A method that prioritizes unity with existing forces over and against allies that are currently less-organized but potentially more powerful can be a huge blunder. This very plainly occurred with the ISO’s intervention in the United National Antiwar Coalition (UNAC), where the ISO protected the presence of apologists for the Iranian regime against political challenges from Iranian leftists, a strategic and moral failure brilliantly analyzed by Manijeh Nasrabadi. A year later, with Ahmadinejad apologism predictably morphing into support for Qaddafi and Assad, the ISO has quietly slunk out of UNAC–a move utterly foreign to the “united front method” under any interpretation.
The methodology of Trotsky was historical materialism. Trotsky’s genius was to describe the united front tactic–not to originate it.

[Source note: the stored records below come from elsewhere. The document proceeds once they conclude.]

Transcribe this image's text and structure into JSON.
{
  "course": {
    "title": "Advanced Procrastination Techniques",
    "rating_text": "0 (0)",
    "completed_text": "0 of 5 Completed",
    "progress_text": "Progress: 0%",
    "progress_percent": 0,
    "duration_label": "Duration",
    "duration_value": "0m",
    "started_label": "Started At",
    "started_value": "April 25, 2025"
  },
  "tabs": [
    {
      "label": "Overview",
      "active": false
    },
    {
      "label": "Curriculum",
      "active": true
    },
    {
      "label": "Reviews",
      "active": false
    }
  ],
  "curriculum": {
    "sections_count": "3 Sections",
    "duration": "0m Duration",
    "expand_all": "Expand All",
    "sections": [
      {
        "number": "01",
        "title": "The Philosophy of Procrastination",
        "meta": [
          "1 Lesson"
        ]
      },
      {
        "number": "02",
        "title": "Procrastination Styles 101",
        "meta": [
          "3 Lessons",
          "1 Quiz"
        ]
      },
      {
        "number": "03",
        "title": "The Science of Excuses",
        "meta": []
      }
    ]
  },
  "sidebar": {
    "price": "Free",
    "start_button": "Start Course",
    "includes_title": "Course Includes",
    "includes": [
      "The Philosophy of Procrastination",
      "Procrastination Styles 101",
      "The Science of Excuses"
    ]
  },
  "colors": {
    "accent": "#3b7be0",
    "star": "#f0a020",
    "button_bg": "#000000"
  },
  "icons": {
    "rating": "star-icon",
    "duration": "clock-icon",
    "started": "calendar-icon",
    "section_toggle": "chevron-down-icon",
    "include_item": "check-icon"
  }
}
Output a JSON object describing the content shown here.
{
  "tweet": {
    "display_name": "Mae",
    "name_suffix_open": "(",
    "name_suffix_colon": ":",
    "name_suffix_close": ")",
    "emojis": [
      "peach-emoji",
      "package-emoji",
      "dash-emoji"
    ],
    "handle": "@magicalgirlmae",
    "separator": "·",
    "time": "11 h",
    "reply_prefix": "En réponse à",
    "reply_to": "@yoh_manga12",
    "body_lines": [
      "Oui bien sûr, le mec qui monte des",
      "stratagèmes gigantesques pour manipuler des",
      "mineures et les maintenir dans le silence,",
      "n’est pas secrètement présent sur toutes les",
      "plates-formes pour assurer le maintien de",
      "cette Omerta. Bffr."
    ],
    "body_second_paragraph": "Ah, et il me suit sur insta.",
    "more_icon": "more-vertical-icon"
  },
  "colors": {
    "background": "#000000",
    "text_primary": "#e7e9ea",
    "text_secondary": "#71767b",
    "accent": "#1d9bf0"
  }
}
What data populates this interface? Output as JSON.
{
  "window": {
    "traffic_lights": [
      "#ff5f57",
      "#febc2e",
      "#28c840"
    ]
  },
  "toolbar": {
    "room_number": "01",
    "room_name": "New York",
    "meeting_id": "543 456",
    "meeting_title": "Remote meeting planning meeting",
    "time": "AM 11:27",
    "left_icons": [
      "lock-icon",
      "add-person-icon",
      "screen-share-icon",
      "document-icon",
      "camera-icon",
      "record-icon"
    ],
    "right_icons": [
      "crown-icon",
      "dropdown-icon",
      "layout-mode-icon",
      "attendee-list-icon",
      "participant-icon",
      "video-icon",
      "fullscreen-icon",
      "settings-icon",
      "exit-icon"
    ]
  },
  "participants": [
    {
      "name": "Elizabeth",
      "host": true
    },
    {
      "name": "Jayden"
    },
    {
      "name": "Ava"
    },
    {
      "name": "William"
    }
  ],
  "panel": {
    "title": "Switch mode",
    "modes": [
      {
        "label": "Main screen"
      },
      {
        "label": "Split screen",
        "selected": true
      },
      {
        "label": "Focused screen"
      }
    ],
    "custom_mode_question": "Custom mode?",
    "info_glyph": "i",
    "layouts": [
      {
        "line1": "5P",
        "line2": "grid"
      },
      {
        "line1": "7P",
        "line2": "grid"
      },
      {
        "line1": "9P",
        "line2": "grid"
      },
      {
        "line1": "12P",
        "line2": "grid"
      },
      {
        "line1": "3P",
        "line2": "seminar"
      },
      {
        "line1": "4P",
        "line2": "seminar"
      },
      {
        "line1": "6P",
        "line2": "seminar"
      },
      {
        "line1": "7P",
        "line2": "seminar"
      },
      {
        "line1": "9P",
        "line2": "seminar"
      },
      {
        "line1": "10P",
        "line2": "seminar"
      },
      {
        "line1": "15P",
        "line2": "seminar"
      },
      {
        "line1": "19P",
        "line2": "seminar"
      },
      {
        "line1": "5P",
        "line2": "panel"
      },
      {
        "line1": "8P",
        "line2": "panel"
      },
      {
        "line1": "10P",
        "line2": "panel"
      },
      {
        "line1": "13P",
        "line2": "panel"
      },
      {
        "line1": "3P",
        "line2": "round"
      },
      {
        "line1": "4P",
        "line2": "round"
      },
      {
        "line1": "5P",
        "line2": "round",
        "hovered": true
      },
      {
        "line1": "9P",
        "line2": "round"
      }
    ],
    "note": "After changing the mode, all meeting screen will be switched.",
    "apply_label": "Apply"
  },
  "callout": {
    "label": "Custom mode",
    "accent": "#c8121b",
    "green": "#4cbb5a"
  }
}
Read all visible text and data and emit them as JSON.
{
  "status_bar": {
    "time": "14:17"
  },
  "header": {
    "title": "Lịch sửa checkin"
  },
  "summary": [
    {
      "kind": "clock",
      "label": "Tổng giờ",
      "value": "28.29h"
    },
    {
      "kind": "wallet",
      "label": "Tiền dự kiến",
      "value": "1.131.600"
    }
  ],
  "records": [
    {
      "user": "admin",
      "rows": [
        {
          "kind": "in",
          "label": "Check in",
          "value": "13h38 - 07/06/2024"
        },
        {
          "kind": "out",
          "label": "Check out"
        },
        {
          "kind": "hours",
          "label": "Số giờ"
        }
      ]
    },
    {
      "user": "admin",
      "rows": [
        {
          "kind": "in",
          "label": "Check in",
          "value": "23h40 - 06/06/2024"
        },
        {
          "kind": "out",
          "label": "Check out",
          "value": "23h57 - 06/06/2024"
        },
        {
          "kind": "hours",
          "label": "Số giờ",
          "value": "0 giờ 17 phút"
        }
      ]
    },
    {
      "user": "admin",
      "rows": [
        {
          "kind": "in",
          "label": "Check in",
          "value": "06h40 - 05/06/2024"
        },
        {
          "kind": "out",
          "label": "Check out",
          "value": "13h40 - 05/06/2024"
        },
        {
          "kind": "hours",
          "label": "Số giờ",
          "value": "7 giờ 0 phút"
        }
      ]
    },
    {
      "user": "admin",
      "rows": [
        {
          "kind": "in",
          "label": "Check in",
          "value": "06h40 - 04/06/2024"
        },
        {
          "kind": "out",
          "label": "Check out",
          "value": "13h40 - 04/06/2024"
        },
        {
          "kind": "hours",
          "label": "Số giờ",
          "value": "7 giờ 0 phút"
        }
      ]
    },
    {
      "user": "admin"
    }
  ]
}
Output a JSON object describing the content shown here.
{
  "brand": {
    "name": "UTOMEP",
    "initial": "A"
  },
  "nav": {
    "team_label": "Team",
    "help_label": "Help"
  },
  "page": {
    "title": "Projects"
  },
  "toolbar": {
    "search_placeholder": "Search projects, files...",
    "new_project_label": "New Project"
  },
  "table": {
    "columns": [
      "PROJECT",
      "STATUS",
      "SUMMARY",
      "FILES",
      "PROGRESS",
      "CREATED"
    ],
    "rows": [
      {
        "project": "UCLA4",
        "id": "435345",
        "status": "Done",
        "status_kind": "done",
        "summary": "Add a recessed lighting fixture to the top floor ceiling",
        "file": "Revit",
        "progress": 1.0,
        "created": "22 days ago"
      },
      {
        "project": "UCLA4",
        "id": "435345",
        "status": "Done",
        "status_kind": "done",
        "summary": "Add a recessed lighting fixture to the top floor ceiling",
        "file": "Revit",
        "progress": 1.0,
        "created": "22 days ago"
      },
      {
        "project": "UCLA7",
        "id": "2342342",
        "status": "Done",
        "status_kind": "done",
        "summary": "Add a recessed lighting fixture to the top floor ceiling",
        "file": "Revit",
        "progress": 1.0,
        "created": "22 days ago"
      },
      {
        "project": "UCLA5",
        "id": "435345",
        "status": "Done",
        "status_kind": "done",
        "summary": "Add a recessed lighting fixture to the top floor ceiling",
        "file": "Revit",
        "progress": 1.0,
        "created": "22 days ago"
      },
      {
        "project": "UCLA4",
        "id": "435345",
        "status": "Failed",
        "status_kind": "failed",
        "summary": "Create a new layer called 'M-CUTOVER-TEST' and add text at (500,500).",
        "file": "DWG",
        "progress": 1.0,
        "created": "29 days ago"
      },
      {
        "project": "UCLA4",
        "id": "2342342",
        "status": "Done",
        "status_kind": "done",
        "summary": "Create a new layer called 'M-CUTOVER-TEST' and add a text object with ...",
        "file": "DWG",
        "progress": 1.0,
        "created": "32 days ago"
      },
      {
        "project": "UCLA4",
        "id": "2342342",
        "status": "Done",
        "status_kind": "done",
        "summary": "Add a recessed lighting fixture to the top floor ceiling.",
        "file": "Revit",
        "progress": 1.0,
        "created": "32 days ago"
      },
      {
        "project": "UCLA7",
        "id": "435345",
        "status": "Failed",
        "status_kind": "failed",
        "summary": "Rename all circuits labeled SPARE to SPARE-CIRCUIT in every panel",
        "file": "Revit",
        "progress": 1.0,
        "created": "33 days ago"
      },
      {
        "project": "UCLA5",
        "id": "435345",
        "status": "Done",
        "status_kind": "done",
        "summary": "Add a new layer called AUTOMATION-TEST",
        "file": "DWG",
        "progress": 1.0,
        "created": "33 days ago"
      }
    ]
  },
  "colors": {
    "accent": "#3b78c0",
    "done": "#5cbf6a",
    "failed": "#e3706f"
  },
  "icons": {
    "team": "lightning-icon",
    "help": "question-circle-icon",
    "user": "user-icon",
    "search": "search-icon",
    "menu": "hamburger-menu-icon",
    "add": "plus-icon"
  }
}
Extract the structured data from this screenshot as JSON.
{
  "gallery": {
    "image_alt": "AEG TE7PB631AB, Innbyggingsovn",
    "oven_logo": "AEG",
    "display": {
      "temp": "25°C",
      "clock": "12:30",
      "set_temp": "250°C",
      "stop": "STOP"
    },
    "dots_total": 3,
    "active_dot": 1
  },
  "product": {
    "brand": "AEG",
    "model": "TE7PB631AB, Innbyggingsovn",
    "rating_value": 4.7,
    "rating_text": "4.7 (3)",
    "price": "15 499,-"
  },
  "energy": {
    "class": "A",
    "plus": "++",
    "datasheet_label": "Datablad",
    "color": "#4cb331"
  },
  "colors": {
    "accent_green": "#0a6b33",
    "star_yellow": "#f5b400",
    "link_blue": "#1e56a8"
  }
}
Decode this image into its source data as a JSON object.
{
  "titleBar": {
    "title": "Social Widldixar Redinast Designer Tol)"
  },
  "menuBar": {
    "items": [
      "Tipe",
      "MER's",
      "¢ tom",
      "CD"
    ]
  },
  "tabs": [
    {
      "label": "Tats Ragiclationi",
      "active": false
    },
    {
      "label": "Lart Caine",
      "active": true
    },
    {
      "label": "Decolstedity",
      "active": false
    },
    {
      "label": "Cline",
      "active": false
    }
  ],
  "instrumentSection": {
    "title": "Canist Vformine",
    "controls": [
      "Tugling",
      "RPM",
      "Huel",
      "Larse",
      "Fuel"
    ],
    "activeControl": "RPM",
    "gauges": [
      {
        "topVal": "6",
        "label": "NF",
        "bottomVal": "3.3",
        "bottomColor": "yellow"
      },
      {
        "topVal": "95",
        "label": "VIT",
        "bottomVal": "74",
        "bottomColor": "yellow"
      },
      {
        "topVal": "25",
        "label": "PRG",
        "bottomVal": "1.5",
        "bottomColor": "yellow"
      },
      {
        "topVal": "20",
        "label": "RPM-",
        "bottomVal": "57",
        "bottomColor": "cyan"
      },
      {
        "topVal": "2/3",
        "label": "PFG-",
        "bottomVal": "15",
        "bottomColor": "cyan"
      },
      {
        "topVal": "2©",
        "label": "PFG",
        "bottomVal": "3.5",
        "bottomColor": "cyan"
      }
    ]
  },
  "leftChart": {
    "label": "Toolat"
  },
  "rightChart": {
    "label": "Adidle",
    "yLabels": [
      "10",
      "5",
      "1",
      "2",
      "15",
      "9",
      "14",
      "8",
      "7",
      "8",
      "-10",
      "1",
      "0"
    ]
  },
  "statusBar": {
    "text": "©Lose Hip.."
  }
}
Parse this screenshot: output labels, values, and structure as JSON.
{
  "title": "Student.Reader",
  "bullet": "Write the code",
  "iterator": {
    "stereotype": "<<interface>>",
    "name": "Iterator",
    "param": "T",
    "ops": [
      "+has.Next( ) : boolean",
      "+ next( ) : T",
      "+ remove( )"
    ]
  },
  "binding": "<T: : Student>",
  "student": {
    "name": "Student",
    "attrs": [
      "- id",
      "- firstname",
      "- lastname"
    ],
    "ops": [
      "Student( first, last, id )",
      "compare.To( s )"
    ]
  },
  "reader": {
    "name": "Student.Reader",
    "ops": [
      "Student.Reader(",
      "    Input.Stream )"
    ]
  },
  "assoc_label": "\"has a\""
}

The initial creation of the united front was achieved by communist workers and leaders in a number of countries, Germany first and foremost. Trotsky, as a top member of the Communist International, “merely” helped to generalize the experiences of the revolutionary workers into revolutionary tactics. He was guided, of course, by Marxist theory–but his material was the struggle of his time, not the protocols of the preceding Internationals. A study of the united front tactic can teach you how to think; it can no longer tell you what to think.
So if we don’t know what to think, let’s at least conclude with something to think about. Class struggle today is at a very low level, but there are a handful of forms that we have seen strikingly repeated–for better or worse–in those struggles that have broken out since the onset of the global slump. I am speaking, of course, of the popular uprisings knows variously as the indignados, the “movement of the squares,” and/or Occupy. I have been sharply critical of the “anti-power” aspects of Occupy, especially as it played into the fiasco of the Egyptian coup, but this should not be interpreted as a failure to be impressed and intrigued by its reach and resonance.
What is it in Occupy (in the international sense) that spoke to “how we live now”? To what in the modern condition did it respond? Why does it seem to be reproducible only spontaneously–and can this be overcome? How exactly are issues of class, oppression, and democracy tied in? Which political ideas are found attractive and why? These are, I’m sure, only a small subset of the important questions. And the united front, I’m afraid, has nothing to tell us about any of it.